2024 Author: Harry Day | [email protected]. Last modified: 2023-12-17 15:43
Major interventions in EFST.
Reflection. The therapist pays attention to and reflects the currently most visible emotion. The therapist communicates his understanding of the experience and directs the client's attention to this experience. Reflection is not just echoing or paraphrasing the client's words; it requires considerable concentration on the part of the therapist and empathic immersion in the client's inner world. The therapist traces the client's experiences, processes them together with him and realizes how this person, step by step, builds up his experiences. The therapist notes and vocalizes changes in the flow of experience, for example, if there is a sudden change in the client's level of emotional involvement or is “stuck” and unable to find words.

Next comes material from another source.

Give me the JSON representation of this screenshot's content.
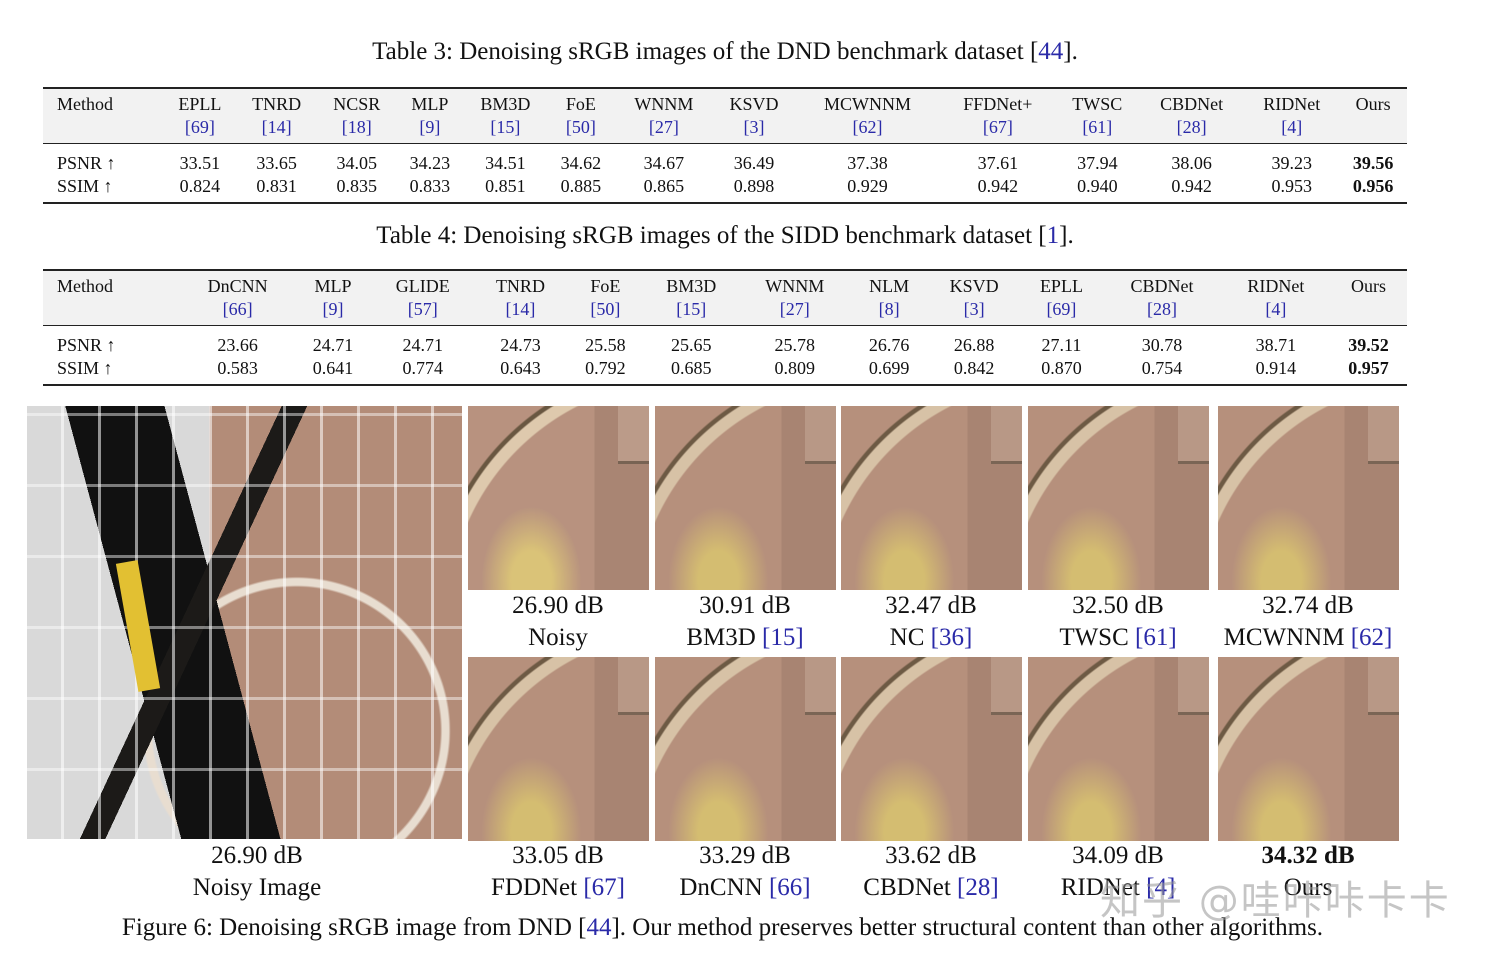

Accurate reflection allows the client to feel heard and reckoned with. In this way, the therapy session becomes a safe space and the therapist is perceived as an ally. Reflection directs the client's attention inward, sharpens the perception of their own experiences, and also slows down the process of interpersonal communication in the session. Reflection emphasizes the importance of certain statements and focuses the therapeutic process. Reflection, as it were, turns the experience towards the light, so that its facets become visible. Reflection is a medium that helps clients grasp and experience something from their experience that seemed vague. It can smooth out, and maybe accentuate the experience, depending on how you use it. Good reflection is the first step in making the client's experience alive, tangible, specific, accurate, and active.
Confession. The therapist communicates to clients that each of them has a right to their experiences and emotional reactions. If necessary, the therapist distinguishes between the experiences of one partner and the intentions of the other partner. Confirmation by the therapist creates a sense of security, reduces overall levels of anxiety, and counteracts devaluation and self-defense. Recognition is countering limited self-perception and self-presentation based on self-criticism or expectation of judgment from others.
Awakening reflections. Awakening responses focus primarily on perceived, unclear, or currently emerging aspects of the partner's experience and encourage exploration and engagement. The therapist avoids superficial topics and conversation and addresses the client's emotions. He tries to “live” the quality of the experience, often using awakening images. This helps the client to structure their experiences in a more lively and differentiated way. Reflections can focus on how signals from a partner are perceived and experienced. The therapist brings clients to the forefront of their experience and suggests taking the next step in articulating and symbolically expressing that experience.
Gain. As the therapist monitors the internal and interpersonal processes unfolding in each of the partners and in the pair, he can also highlight and enhance certain reactions and interactions. Usually these are the reactions and interactions that play a major role in maintaining the destructive aspects of the relationship, if positive new interactions arise, the therapist acts in a similar way. Amplification brings the underlying emotional experience into focus so that it can now be used to transform experiences and interactions. There are several ways to do this:
- repeat a phrase to enhance its meaning;
- the very manner of speaking about something can enhance the experience. The therapist leans forward, slows down and lowers the tone of voice when he wants to increase the experienced vulnerability and insecurity, and raises his voice, increasing the manifestation of determination;
- use vivid, capacious images, metaphors that describe the quintessence of the experience;
- manage performances in interaction, transferring intrapsychic experience into the plane of communication between partners;
- to hold, sometimes very stubbornly, a certain focus of attention. The therapist blocks attempts to leave or change the direction of the experienced, not allowing the emotional tension of the moment to be relaxed.